Okay, we wanted to share this recipe less because of the ice cream, and more because of the chocolate coating. Chocolate sauce is a great thing, but isn't a thin, crackly chocolate shell a hundred times better?
Use whatever ice cream you want in this recipe; homemade is always good, of course, but if you're looking for a simpler project, just use your favorite store-bought brand.
Reprinted with permission from The Perfect Scoop: Ice Creams, Sorbets, Granitas, and Sweet Accompaniments by David Lebovitz, copyright © 2007. Published by Ten Speed Press, a division of Random House.
- 2 cups (500 ml) ice cream
- 6 ounces (170 g) bittersweet or semisweet chocolate, chopped
- 6 tablespoons (85 g) unsalted butter, cut into pieces
- 1 1/2 tablespoons light corn syrup
Line two large dinner plates with plastic wrap or parchment paper and put them in the freezer. Once the plates are chilled, use an ice cream scoop to make balls of your favorite ice cream, setting them on one of the plates. Take care that the scoops are solid and well formed, with no dangling bits of ice cream; use your hands if necessary. Freeze the ice cream scoops thoroughly.
To dip the Tartufi, melt the chocolate, butter, and corn syrup in a medium bowl set over a pan of simmering water. Once the chocolate is melted and the mixture is smooth, remove the bowl of chocolate from the improvised double boiler. Remove the ice cream balls from the freezer, and the second plate as well.
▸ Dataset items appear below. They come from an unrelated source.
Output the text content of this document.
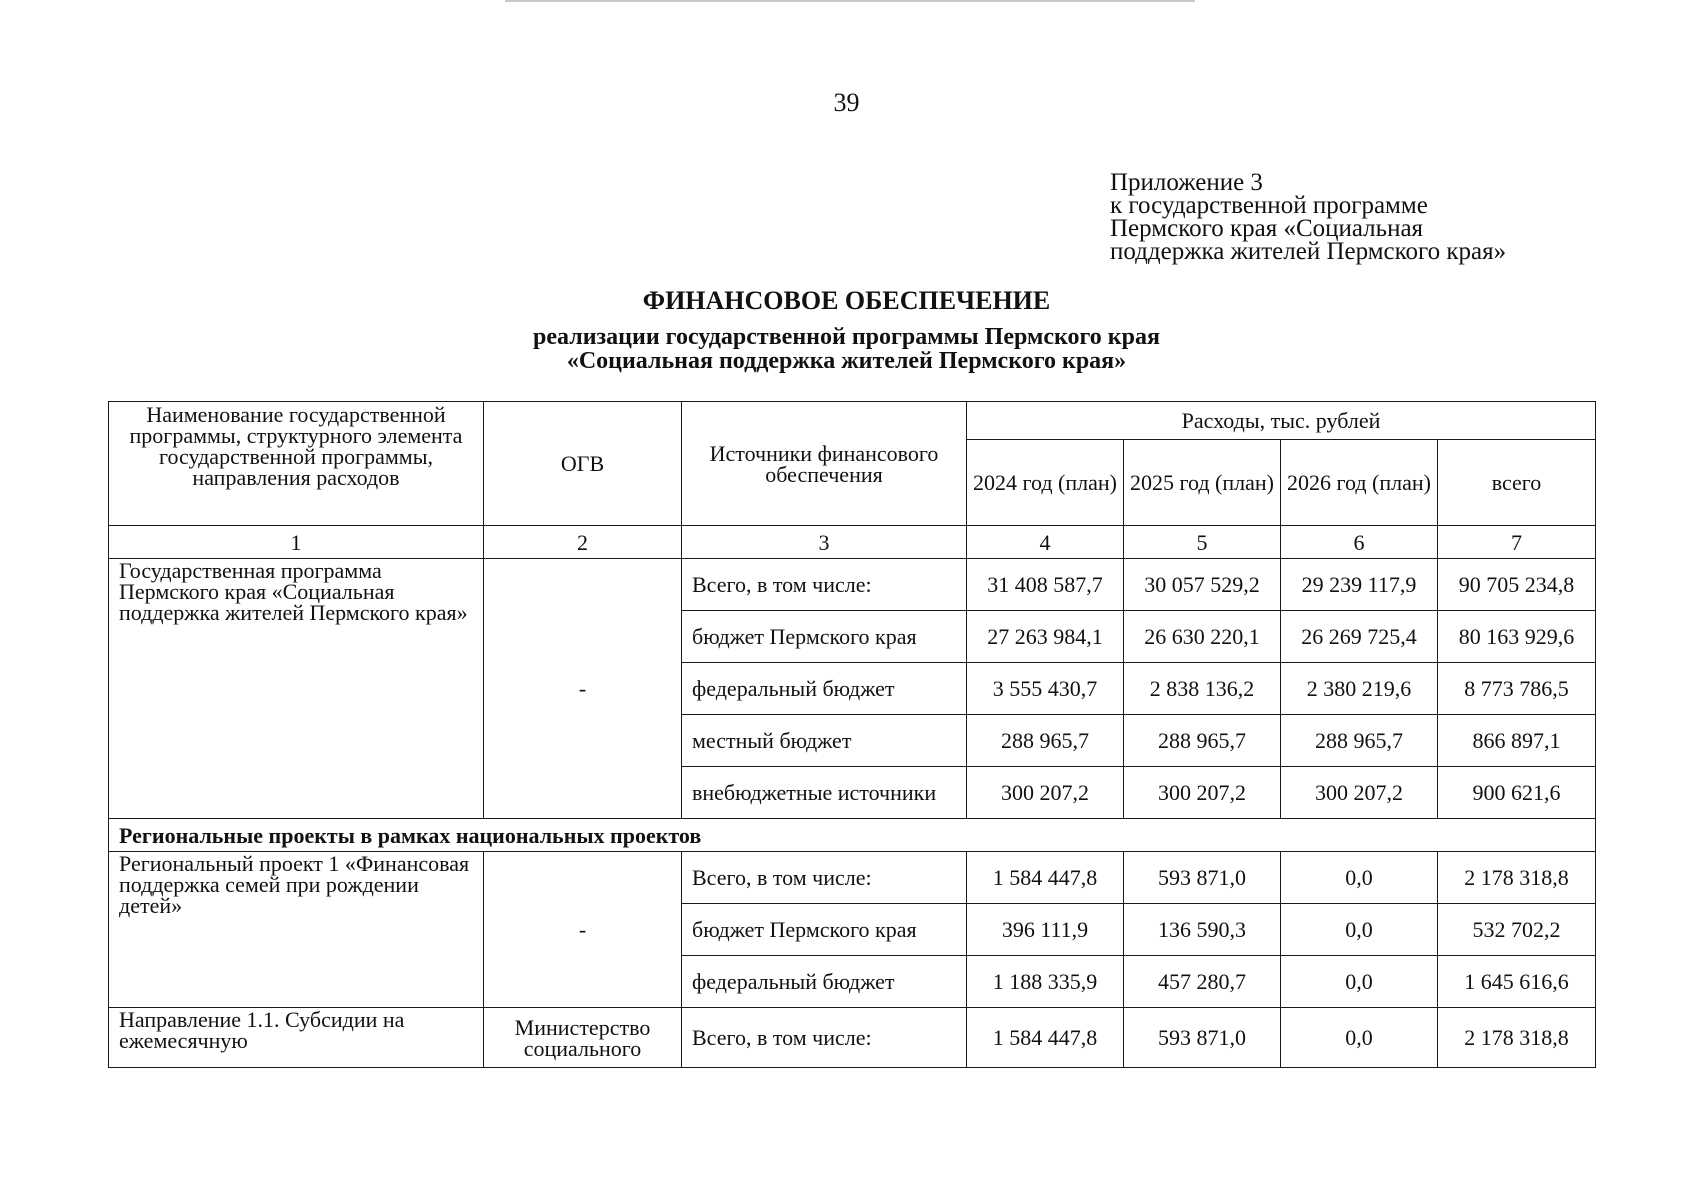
39
Приложение 3
к государственной программе
Пермского края «Социальная
поддержка жителей Пермского края»
ФИНАНСОВОЕ ОБЕСПЕЧЕНИЕ
реализации государственной программы Пермского края
«Социальная поддержка жителей Пермского края»
Наименование государственной программы, структурного элемента государственной программы, направления расходов	ОГВ	Источники финансового обеспечения	Расходы, тыс. рублей			
			2024 год (план)	2025 год (план)	2026 год (план)	всего
1	2	3	4	5	6	7
Государственная программа Пермского края «Социальная поддержка жителей Пермского края»	-	Всего, в том числе:	31 408 587,7	30 057 529,2	29 239 117,9	90 705 234,8
		бюджет Пермского края	27 263 984,1	26 630 220,1	26 269 725,4	80 163 929,6
		федеральный бюджет	3 555 430,7	2 838 136,2	2 380 219,6	8 773 786,5
		местный бюджет	288 965,7	288 965,7	288 965,7	866 897,1
		внебюджетные источники	300 207,2	300 207,2	300 207,2	900 621,6
Региональные проекты в рамках национальных проектов						
Региональный проект 1 «Финансовая поддержка семей при рождении детей»	-	Всего, в том числе:	1 584 447,8	593 871,0	0,0	2 178 318,8
		бюджет Пермского края	396 111,9	136 590,3	0,0	532 702,2
		федеральный бюджет	1 188 335,9	457 280,7	0,0	1 645 616,6
Направление 1.1. Субсидии на ежемесячную	Министерство социального	Всего, в том числе:	1 584 447,8	593 871,0	0,0	2 178 318,8
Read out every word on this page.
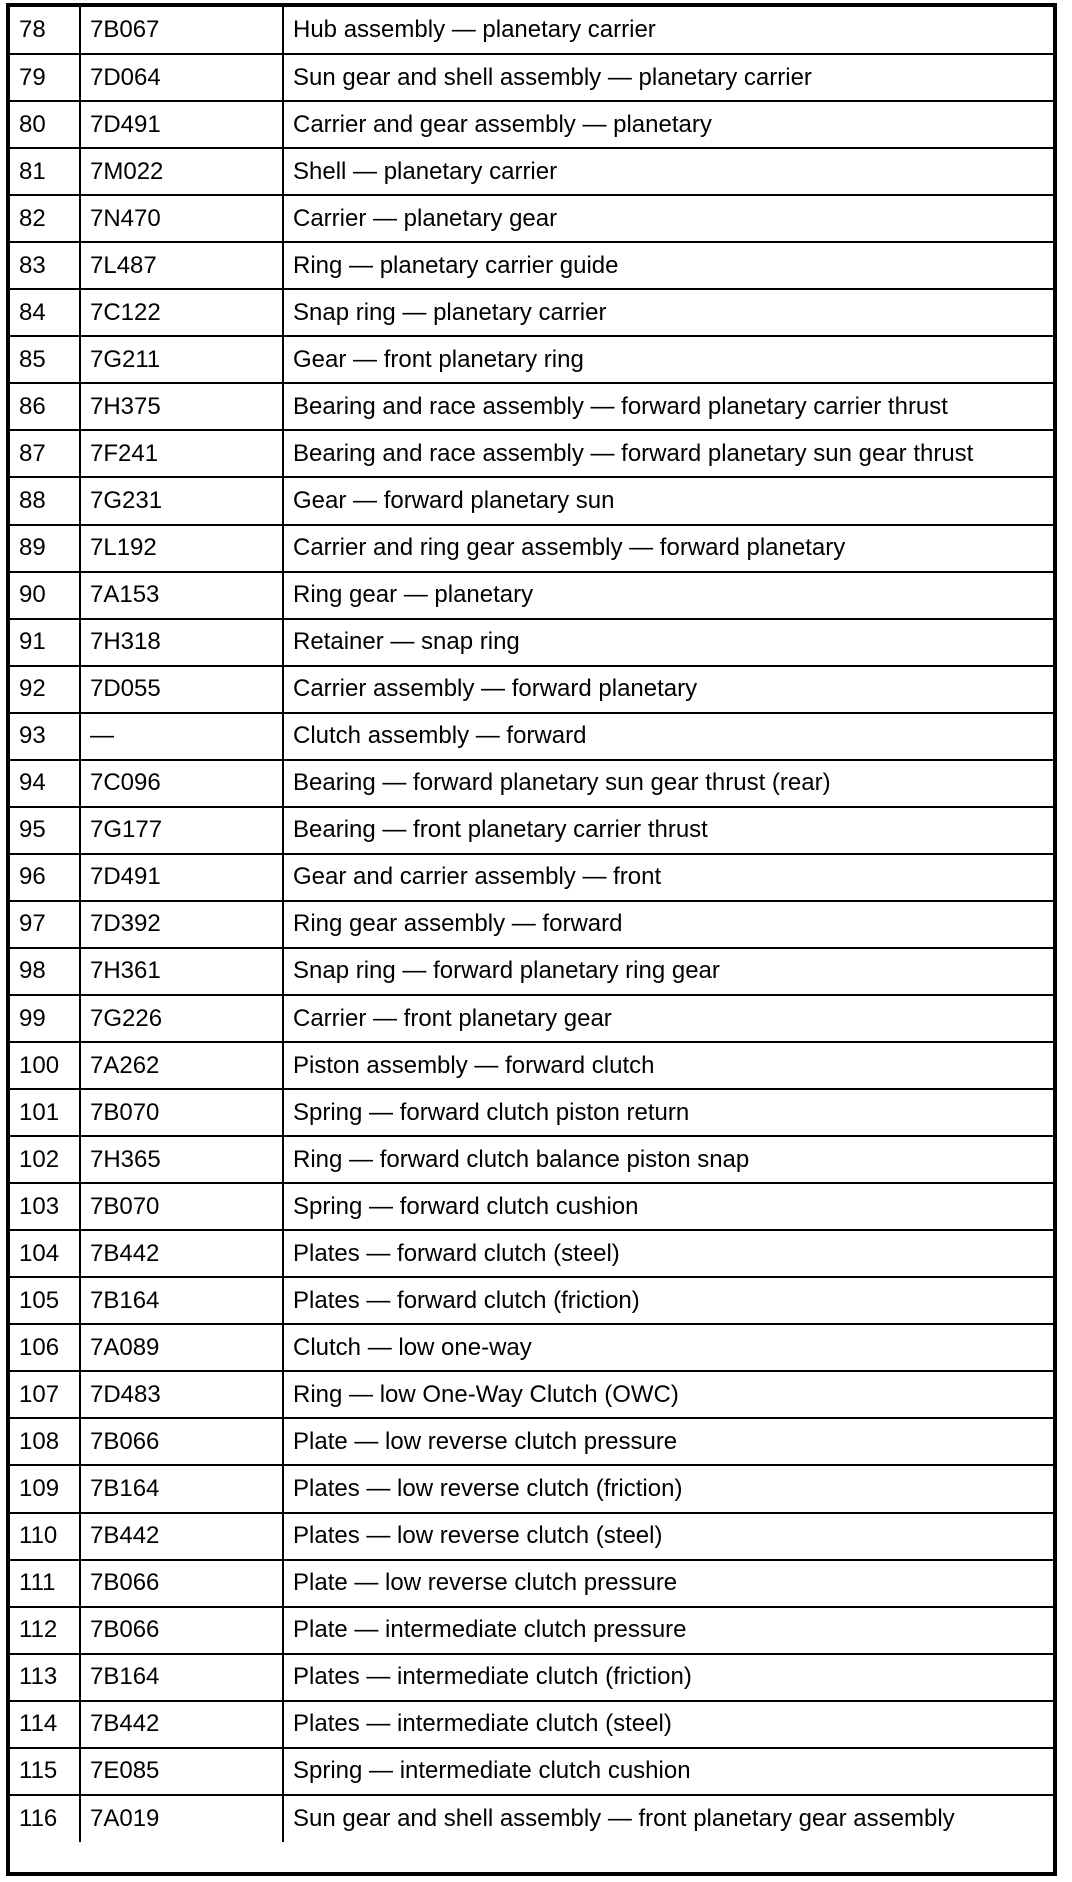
78	7B067	Hub assembly — planetary carrier
79	7D064	Sun gear and shell assembly — planetary carrier
80	7D491	Carrier and gear assembly — planetary
81	7M022	Shell — planetary carrier
82	7N470	Carrier — planetary gear
83	7L487	Ring — planetary carrier guide
84	7C122	Snap ring — planetary carrier
85	7G211	Gear — front planetary ring
86	7H375	Bearing and race assembly — forward planetary carrier thrust
87	7F241	Bearing and race assembly — forward planetary sun gear thrust
88	7G231	Gear — forward planetary sun
89	7L192	Carrier and ring gear assembly — forward planetary
90	7A153	Ring gear — planetary
91	7H318	Retainer — snap ring
92	7D055	Carrier assembly — forward planetary
93	—	Clutch assembly — forward
94	7C096	Bearing — forward planetary sun gear thrust (rear)
95	7G177	Bearing — front planetary carrier thrust
96	7D491	Gear and carrier assembly — front
97	7D392	Ring gear assembly — forward
98	7H361	Snap ring — forward planetary ring gear
99	7G226	Carrier — front planetary gear
100	7A262	Piston assembly — forward clutch
101	7B070	Spring — forward clutch piston return
102	7H365	Ring — forward clutch balance piston snap
103	7B070	Spring — forward clutch cushion
104	7B442	Plates — forward clutch (steel)
105	7B164	Plates — forward clutch (friction)
106	7A089	Clutch — low one-way
107	7D483	Ring — low One-Way Clutch (OWC)
108	7B066	Plate — low reverse clutch pressure
109	7B164	Plates — low reverse clutch (friction)
110	7B442	Plates — low reverse clutch (steel)
111	7B066	Plate — low reverse clutch pressure
112	7B066	Plate — intermediate clutch pressure
113	7B164	Plates — intermediate clutch (friction)
114	7B442	Plates — intermediate clutch (steel)
115	7E085	Spring — intermediate clutch cushion
116	7A019	Sun gear and shell assembly — front planetary gear assembly
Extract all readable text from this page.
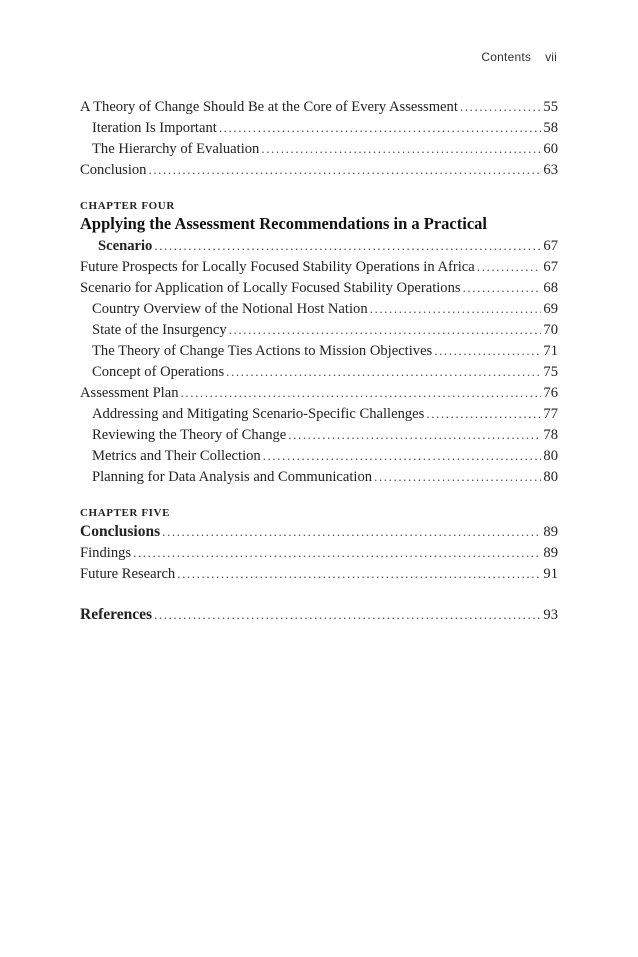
Contents vii
A Theory of Change Should Be at the Core of Every Assessment .....	55
Iteration Is Important .....	58
The Hierarchy of Evaluation .....	60
Conclusion .....	63
CHAPTER FOUR
Applying the Assessment Recommendations in a Practical
Scenario .....	67
Future Prospects for Locally Focused Stability Operations in Africa .....	67
Scenario for Application of Locally Focused Stability Operations .....	68
Country Overview of the Notional Host Nation .....	69
State of the Insurgency .....	70
The Theory of Change Ties Actions to Mission Objectives .....	71
Concept of Operations .....	75
Assessment Plan .....	76
Addressing and Mitigating Scenario-Specific Challenges .....	77
Reviewing the Theory of Change .....	78
Metrics and Their Collection .....	80
Planning for Data Analysis and Communication .....	80
CHAPTER FIVE
Conclusions .....	89
Findings .....	89
Future Research .....	91
References .....	93
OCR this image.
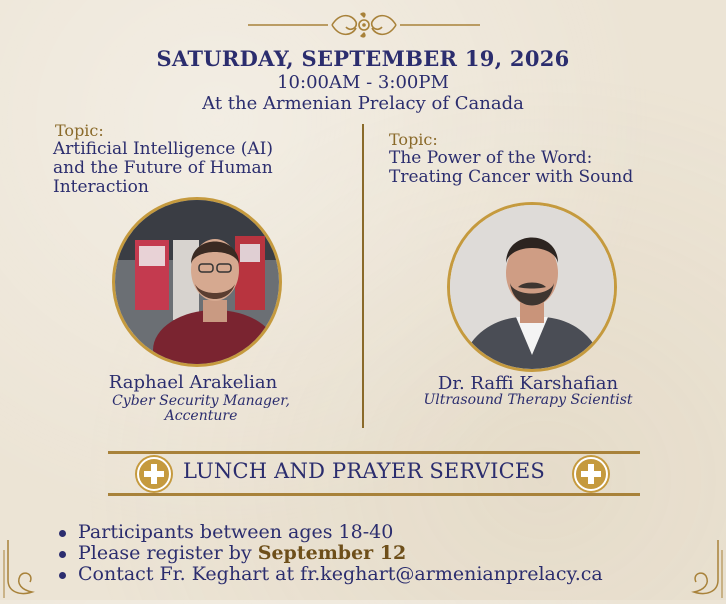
SATURDAY, SEPTEMBER 19, 2026
10:00AM - 3:00PM
At the Armenian Prelacy of Canada
Topic:
Artificial Intelligence (AI)
and the Future of Human
Interaction
Raphael Arakelian
Cyber Security Manager,
Accenture
Topic:
The Power of the Word:
Treating Cancer with Sound
Dr. Raffi Karshafian
Ultrasound Therapy Scientist
LUNCH AND PRAYER SERVICES
Participants between ages 18-40
Please register by September 12
Contact Fr. Keghart at fr.keghart@armenianprelacy.ca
Here the trick is to going to be to try to get as thin a shell as possible around the ice cream. Using two soup spoons, drop a frozen scoop of ice cream into the melted chocolate mixture and toss it quickly until it’s coated. Transfer it onto the unused dinner plate. Repeat with the remaining scoops of ice cream, then return the scoops to the freezer until ready to serve.